Potential growth over the medium term

Potential growth is a key parameter in public finance programming, as it is the best forecast of GDP growth in the medium term, and therefore determines the intrinsic evolution of public revenues to be included in the associated scenario.

Its estimate over a medium-term horizon, such as that of the next public finance programming bill (LPFP), can take as a starting point the dynamics that would be deduced from the extension of the trends observed before the crisis for the factors of production. This “mechanical” forecast leads to a reference potential growth trajectory of around 0.8 % per year in the forecast.

Furthermore, the inclusion of the effects of policies to enhance job growth (CICE [competitiveness and employment tax credit], responsibility pact), which supported employment and growth but somewhat slowed productivity before the crisis, results in an increase in the potential growth forecast (+0.1 point).

Implementation of the pension reform announced by the President of the Republic during the presidential campaign could raise potential growth by 0.15 point per year over the next few years.

Other structural reforms, either coming into effect over the projection period or gaining momentum, would help support potential growth, but it is not possible to say whether this support would be stronger or weaker in the forecast than in previous years. Their effects therefore represent a contingency of indeterminate sign on the potential growth forecast.

All in all, these elements suggest a medium-term potential growth scenario close to 1 % per year, slightly more or less depending on the assumption made regarding the implementation of the pension reform announced during the presidential campaign.

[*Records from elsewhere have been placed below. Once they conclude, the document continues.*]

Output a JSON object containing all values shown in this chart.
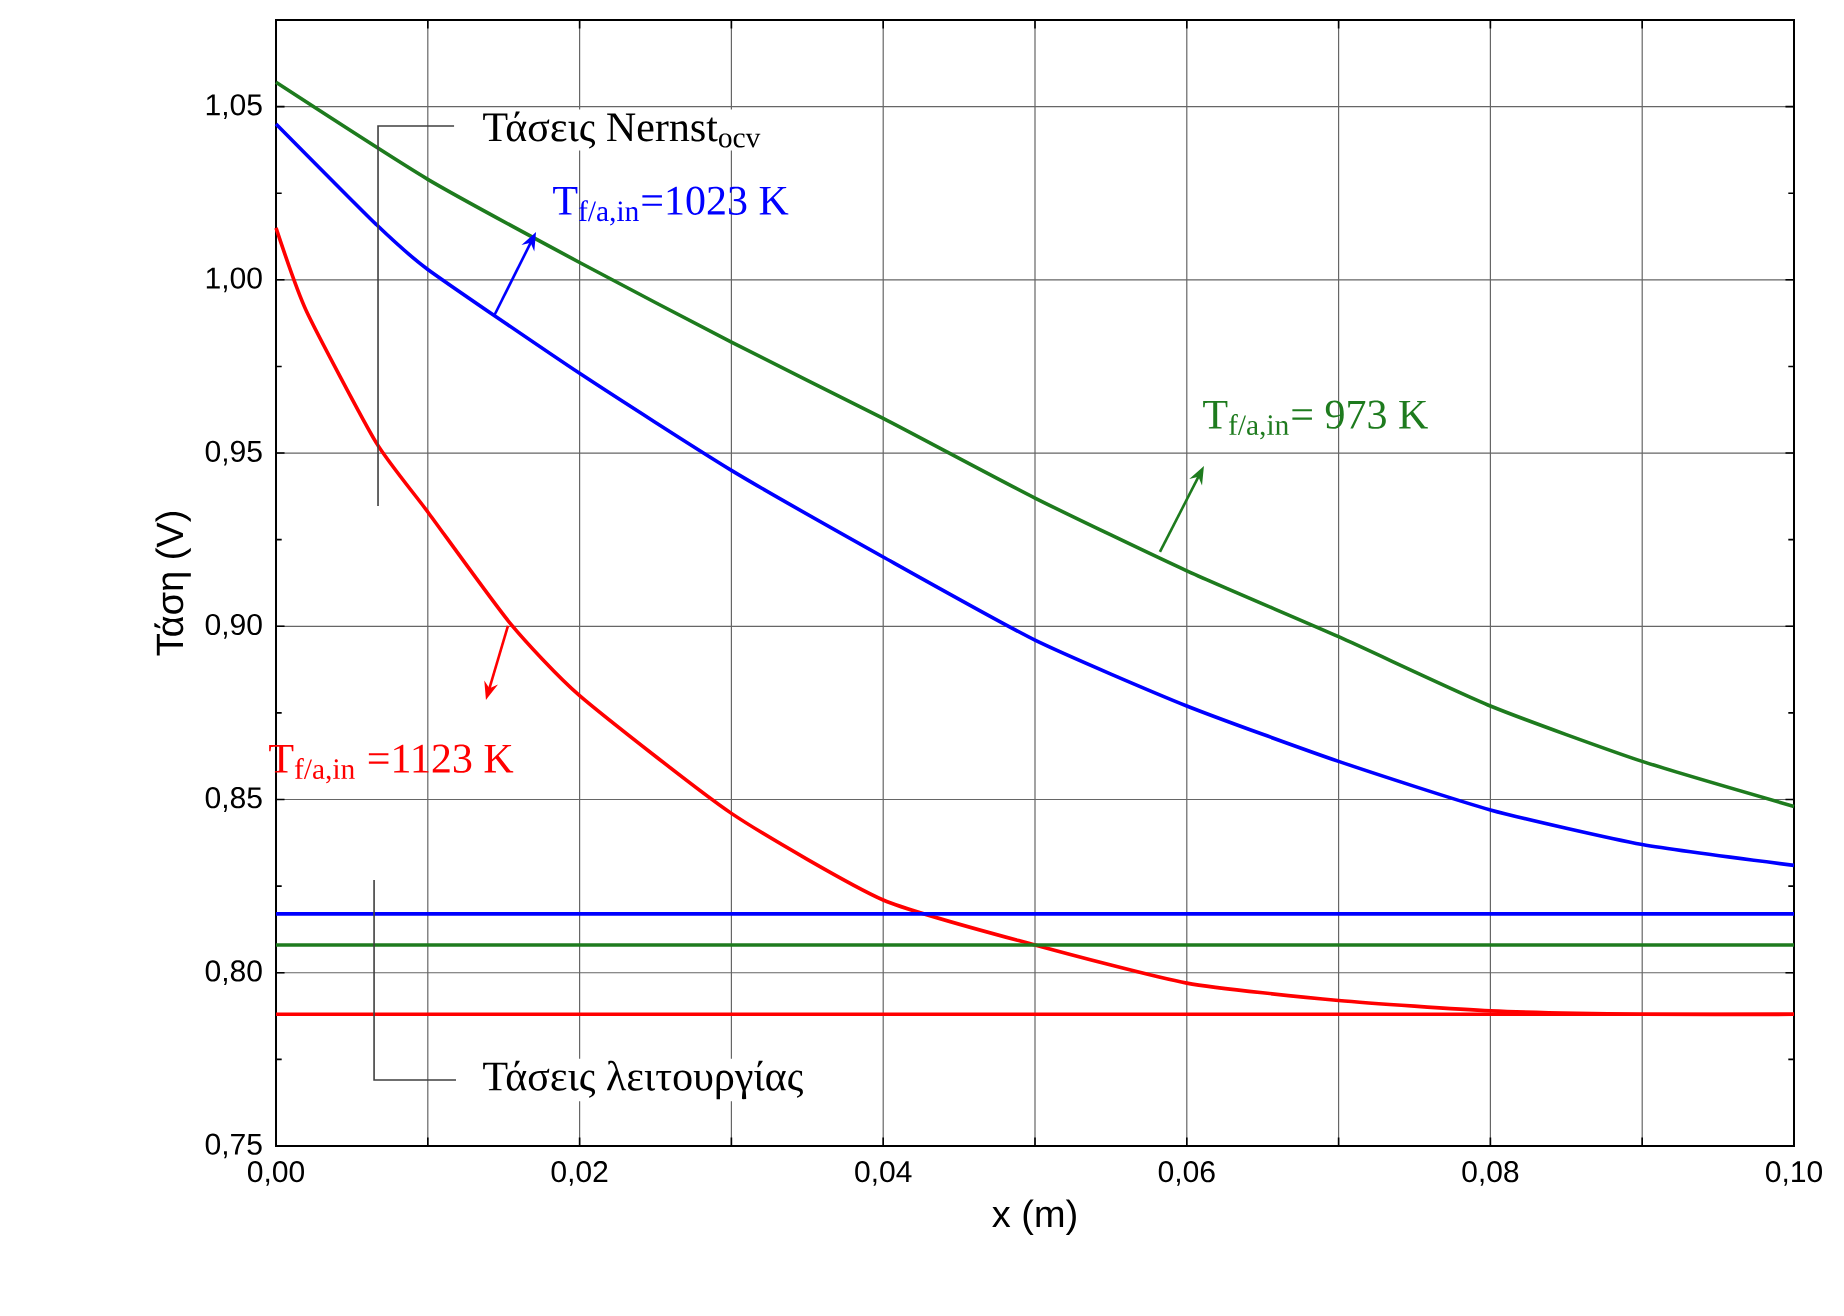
{
  "chart_data": {
    "type": "line",
    "xlabel": "x (m)",
    "ylabel": "Τάση  (V)",
    "xlim": [
      0,
      0.1
    ],
    "ylim": [
      0.75,
      1.075
    ],
    "xticks": [
      {
        "value": 0,
        "label": "0,00"
      },
      {
        "value": 0.01,
        "label": null
      },
      {
        "value": 0.02,
        "label": "0,02"
      },
      {
        "value": 0.03,
        "label": null
      },
      {
        "value": 0.04,
        "label": "0,04"
      },
      {
        "value": 0.05,
        "label": null
      },
      {
        "value": 0.06,
        "label": "0,06"
      },
      {
        "value": 0.07,
        "label": null
      },
      {
        "value": 0.08,
        "label": "0,08"
      },
      {
        "value": 0.09,
        "label": null
      },
      {
        "value": 0.1,
        "label": "0,10"
      }
    ],
    "yticks": [
      {
        "value": 0.75,
        "label": "0,75"
      },
      {
        "value": 0.8,
        "label": "0,80"
      },
      {
        "value": 0.85,
        "label": "0,85"
      },
      {
        "value": 0.9,
        "label": "0,90"
      },
      {
        "value": 0.95,
        "label": "0,95"
      },
      {
        "value": 1.0,
        "label": "1,00"
      },
      {
        "value": 1.05,
        "label": "1,05"
      }
    ],
    "grid": true,
    "marker": "none",
    "line_style": "solid",
    "x": [
      0,
      0.01,
      0.02,
      0.03,
      0.04,
      0.05,
      0.06,
      0.07,
      0.08,
      0.09,
      0.1
    ],
    "series": [
      {
        "color": "#1e7b1e",
        "values": [
          1.057,
          1.029,
          1.005,
          0.982,
          0.96,
          0.937,
          0.916,
          0.897,
          0.877,
          0.861,
          0.848
        ]
      },
      {
        "color": "#0000ff",
        "x": [
          0,
          0.0066,
          0.01,
          0.02,
          0.03,
          0.04,
          0.05,
          0.06,
          0.07,
          0.08,
          0.09,
          0.1
        ],
        "values": [
          1.045,
          1.016,
          1.003,
          0.973,
          0.945,
          0.92,
          0.896,
          0.877,
          0.861,
          0.847,
          0.837,
          0.831
        ]
      },
      {
        "color": "#ff0000",
        "x": [
          0,
          0.002,
          0.0066,
          0.01,
          0.0154,
          0.02,
          0.03,
          0.04,
          0.05,
          0.06,
          0.07,
          0.08,
          0.09,
          0.1
        ],
        "values": [
          1.015,
          0.991,
          0.953,
          0.933,
          0.901,
          0.88,
          0.846,
          0.821,
          0.808,
          0.797,
          0.792,
          0.789,
          0.788,
          0.788
        ]
      },
      {
        "color": "#0000ff",
        "x": [
          0,
          0.1
        ],
        "values": [
          0.817,
          0.817
        ]
      },
      {
        "color": "#1e7b1e",
        "x": [
          0,
          0.1
        ],
        "values": [
          0.808,
          0.808
        ]
      },
      {
        "color": "#ff0000",
        "x": [
          0,
          0.1
        ],
        "values": [
          0.788,
          0.788
        ]
      }
    ],
    "annotations": [
      "Τάσεις Nernst$_{ocv}$",
      "T$_{f/a,in}$=1023 K",
      "T$_{f/a,in}$= 973 K",
      "T$_{f/a,in}$ =1123 K",
      "Τάσεις λειτουργίας"
    ]
  }
}
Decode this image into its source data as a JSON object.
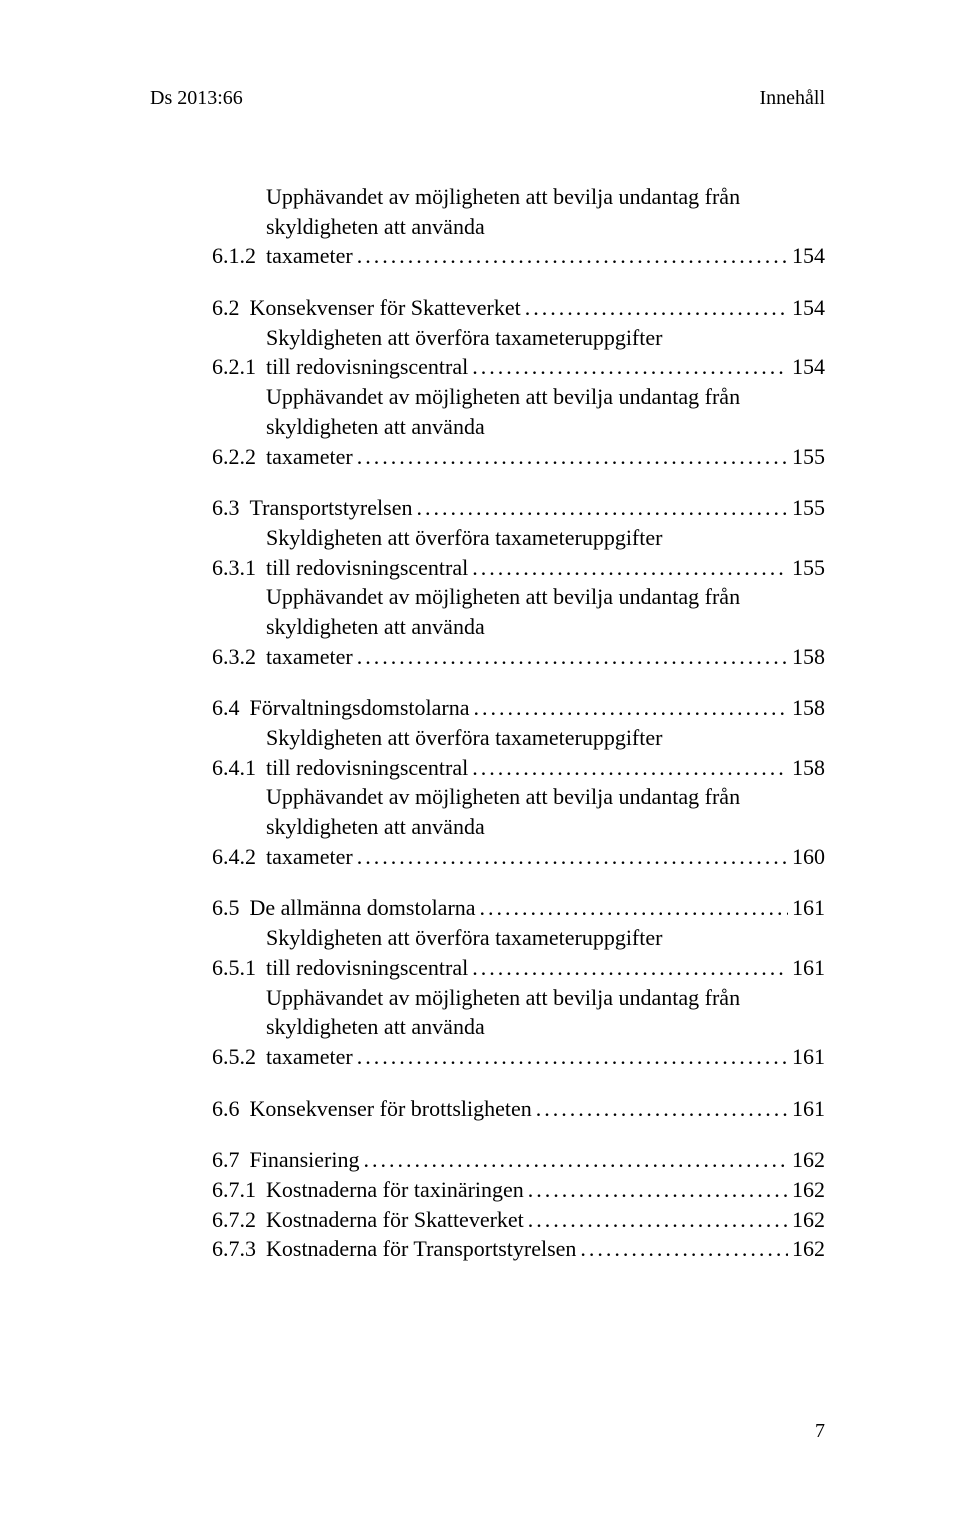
{
  "header": {
    "left": "Ds 2013:66",
    "right": "Innehåll"
  },
  "footer": {
    "page": "7"
  },
  "toc": [
    {
      "num": "6.1.2",
      "level": 2,
      "pretext": "Upphävandet av möjligheten att bevilja undantag från skyldigheten att använda",
      "lastText": "taxameter",
      "page": "154",
      "spaceBefore": 0
    },
    {
      "num": "6.2",
      "level": 1,
      "pretext": "",
      "lastText": "Konsekvenser för Skatteverket",
      "page": "154",
      "spaceBefore": 1
    },
    {
      "num": "6.2.1",
      "level": 2,
      "pretext": "Skyldigheten att överföra taxameteruppgifter",
      "lastText": "till redovisningscentral",
      "page": "154",
      "spaceBefore": 0
    },
    {
      "num": "6.2.2",
      "level": 2,
      "pretext": "Upphävandet av möjligheten att bevilja undantag från skyldigheten att använda",
      "lastText": "taxameter",
      "page": "155",
      "spaceBefore": 0
    },
    {
      "num": "6.3",
      "level": 1,
      "pretext": "",
      "lastText": "Transportstyrelsen",
      "page": "155",
      "spaceBefore": 1
    },
    {
      "num": "6.3.1",
      "level": 2,
      "pretext": "Skyldigheten att överföra taxameteruppgifter",
      "lastText": "till redovisningscentral",
      "page": "155",
      "spaceBefore": 0
    },
    {
      "num": "6.3.2",
      "level": 2,
      "pretext": "Upphävandet av möjligheten att bevilja undantag från skyldigheten att använda",
      "lastText": "taxameter",
      "page": "158",
      "spaceBefore": 0
    },
    {
      "num": "6.4",
      "level": 1,
      "pretext": "",
      "lastText": "Förvaltningsdomstolarna",
      "page": "158",
      "spaceBefore": 1
    },
    {
      "num": "6.4.1",
      "level": 2,
      "pretext": "Skyldigheten att överföra taxameteruppgifter",
      "lastText": "till redovisningscentral",
      "page": "158",
      "spaceBefore": 0
    },
    {
      "num": "6.4.2",
      "level": 2,
      "pretext": "Upphävandet av möjligheten att bevilja undantag från skyldigheten att använda",
      "lastText": "taxameter",
      "page": "160",
      "spaceBefore": 0
    },
    {
      "num": "6.5",
      "level": 1,
      "pretext": "",
      "lastText": "De allmänna domstolarna",
      "page": "161",
      "spaceBefore": 1
    },
    {
      "num": "6.5.1",
      "level": 2,
      "pretext": "Skyldigheten att överföra taxameteruppgifter",
      "lastText": "till redovisningscentral",
      "page": "161",
      "spaceBefore": 0
    },
    {
      "num": "6.5.2",
      "level": 2,
      "pretext": "Upphävandet av möjligheten att bevilja undantag från skyldigheten att använda",
      "lastText": "taxameter",
      "page": "161",
      "spaceBefore": 0
    },
    {
      "num": "6.6",
      "level": 1,
      "pretext": "",
      "lastText": "Konsekvenser för brottsligheten",
      "page": "161",
      "spaceBefore": 1
    },
    {
      "num": "6.7",
      "level": 1,
      "pretext": "",
      "lastText": "Finansiering",
      "page": "162",
      "spaceBefore": 1
    },
    {
      "num": "6.7.1",
      "level": 2,
      "pretext": "",
      "lastText": "Kostnaderna för taxinäringen",
      "page": "162",
      "spaceBefore": 0
    },
    {
      "num": "6.7.2",
      "level": 2,
      "pretext": "",
      "lastText": "Kostnaderna för Skatteverket",
      "page": "162",
      "spaceBefore": 0
    },
    {
      "num": "6.7.3",
      "level": 2,
      "pretext": "",
      "lastText": "Kostnaderna för Transportstyrelsen",
      "page": "162",
      "spaceBefore": 0
    }
  ]
}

This scenario is affected by the substantial uncertainties surrounding the assessment of the underlying dynamics of the factors of production, and the effects of public policies on these factors, but which can play out both upwards and downwards.

Moreover, this potential growth scenario is surrounded by two major negative contingencies, which are difficult to quantify: firstly, the occurrence of a new crisis which, like the last few crises, would further reduce potential growth, cannot a priori be ruled out; secondly, the constraints affecting the French economy that can be identified today (the weight of public and private debt, the deterioration in the quality of workforce training, the scars of the crisis on the productive sector, the consequences of the ecological transition) could adversely affect potential growth, if the public policies put in place are not sufficient to correct them over the forecast horizon.

Conversely, the loss of labour productivity observed so far could, if it were to be at least partly reversed over the forecast horizon, push up potential growth.